Pada Minggu, 26 Juli 2026, Kapolda Lampung yang juga menjabat sebagai Kasatgas Pangan Daerah, Irjen Pol. Helfi Assegaf, turun langsung ke Kelompok Tani Pusuk Pujata guna memantau perkembangan sekaligus memberikan dukungan nyata terhadap upaya peningkatan varietas dan hasil panen nasional.
Langkah ini merupakan wujud pelaksanaan arahan Presiden Prabowo Subianto yang menetapkan swasembada pangan sebagai prioritas utama bangsa.
Mengambil peran strategis, Satgas Pangan Polri menggandeng petani lokal untuk mengembangkan komoditas bawang putih yang selama ini menjadi salah satu kebutuhan pokok yang masih bergantung pada pasokan luar negeri.
Perjalanan program ini menunjukkan kemajuan yang sangat menggembirakan.
Dimulai pada tahun 2025 dengan lahan percontohan seluas 15 hektare, hingga Juli 2026 luas pertanaman telah melonjak drastis menjadi 534 hektare. Menggunakan varietas unggulan Sangga Sembalun dan Lumbu Putih, produktivitas rata-rata mencapai 20 hingga 25 ton per hektare.
Per Juli 2026, panen raya telah dilaksanakan pada lahan seluas 105 hektare.
Proses pemanenan kini telah mencapai 76 persen atau setara 73,5 hektare dengan total hasil panen mencapai 1.470 ton.

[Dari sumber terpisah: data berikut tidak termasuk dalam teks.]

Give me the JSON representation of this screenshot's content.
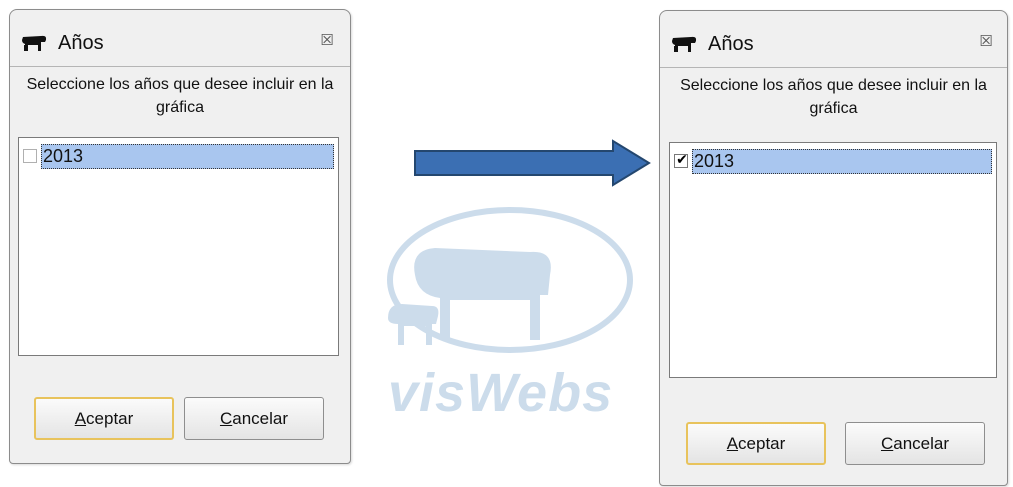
{
  "colors": {
    "selection": "#a9c6ef",
    "arrow_fill": "#3b6fb3",
    "arrow_stroke": "#24476f",
    "default_button_border": "#e8c35c",
    "watermark": "#1a63a8"
  },
  "dialog_before": {
    "title": "Años",
    "title_icon": "sheep-icon",
    "close_glyph": "☒",
    "prompt": "Seleccione los años que desee incluir en la gráfica",
    "items": [
      {
        "label": "2013",
        "checked": false
      }
    ],
    "accept_accel": "A",
    "accept_rest": "ceptar",
    "cancel_accel": "C",
    "cancel_rest": "ancelar"
  },
  "dialog_after": {
    "title": "Años",
    "title_icon": "sheep-icon",
    "close_glyph": "☒",
    "prompt": "Seleccione los años que desee incluir en la gráfica",
    "items": [
      {
        "label": "2013",
        "checked": true,
        "mark": "✔"
      }
    ],
    "accept_accel": "A",
    "accept_rest": "ceptar",
    "cancel_accel": "C",
    "cancel_rest": "ancelar"
  },
  "watermark": {
    "text": "visWebs"
  }
}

Seluruh hasil panen kemudian ditata dengan cermat melalui sarana pengolahan milik kelompok tani dan mitra guna menjaga mutu dan kualitas produk agar tetap prima hingga ke tangan masyarakat.

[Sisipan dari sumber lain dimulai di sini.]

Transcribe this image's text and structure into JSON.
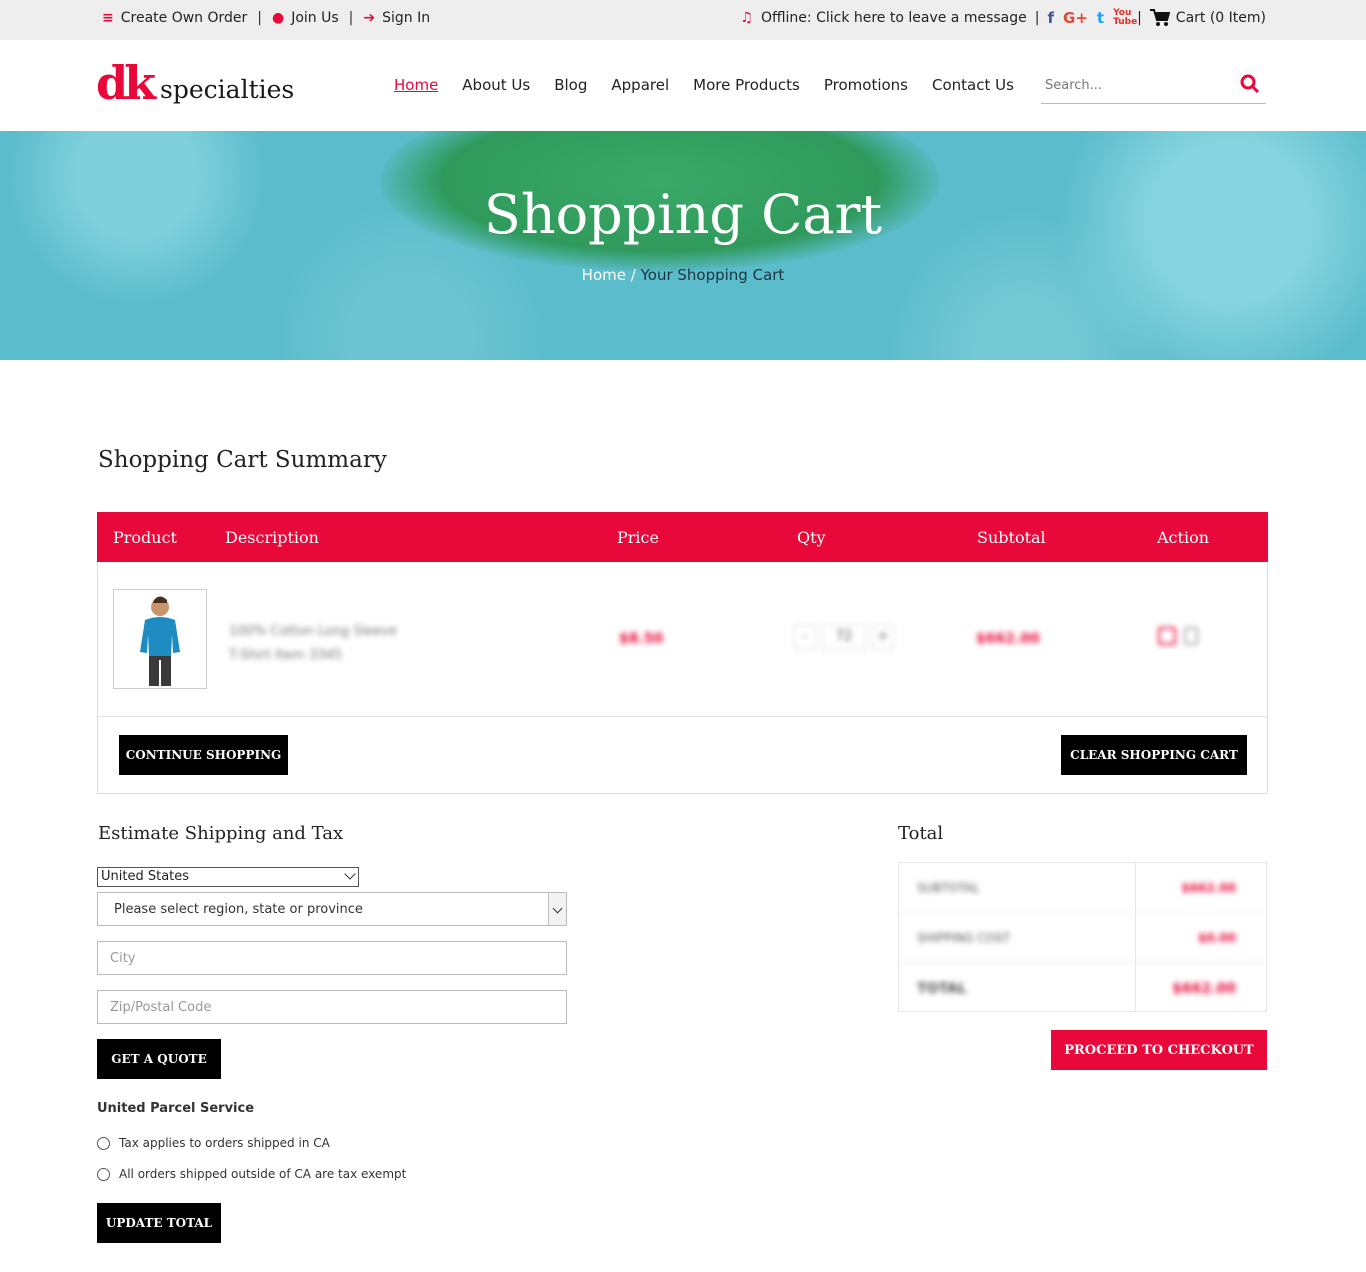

Irjen Pol. Helfi Assegaf menegaskan bahwa capaian ini adalah buah dari sinergi erat antara institusi kepolisian dan para petani, menjawab tantangan di tengah dinamika global yang semakin kompleks.
“Arahan Bapak Presiden agar Indonesia mewujudkan swasembada pangan menjadi semangat penggerak kami. Ketahanan pangan adalah fondasi kedaulatan bangsa.
Oleh karena itu, Satgas Pangan Polri bersama Kelompok Tani Pusuk Pujata terus memperluas lahan tanam, meningkatkan hasil produksi, serta menjaga kualitas bawang putih, demi mewujudkan kemandirian dan mengurangi ketergantungan terhadap impor,” tegasnya.
Menyongsong masa depan pertanian nasional, kerja sama ini juga melahirkan inovasi baru.
Segera akan diperkenalkan varietas hasil riset genetik bernama HAAS, yang memiliki keunggulan mampu tumbuh di berbagai kondisi ketinggian tempat, lebih adaptif terhadap lingkungan, serta menghasilkan umbi yang lebih besar dan berkualitas.
“Varietas HAAS diharapkan menjadi terobosan besar yang mampu meningkatkan produktivitas secara nasional, sehingga budidaya bawang putih dapat menyebar ke lebih banyak wilayah dan semakin mengukuhkan kemandirian pangan Indonesia,” pungkas Irjen Pol. Helfi Assegaf.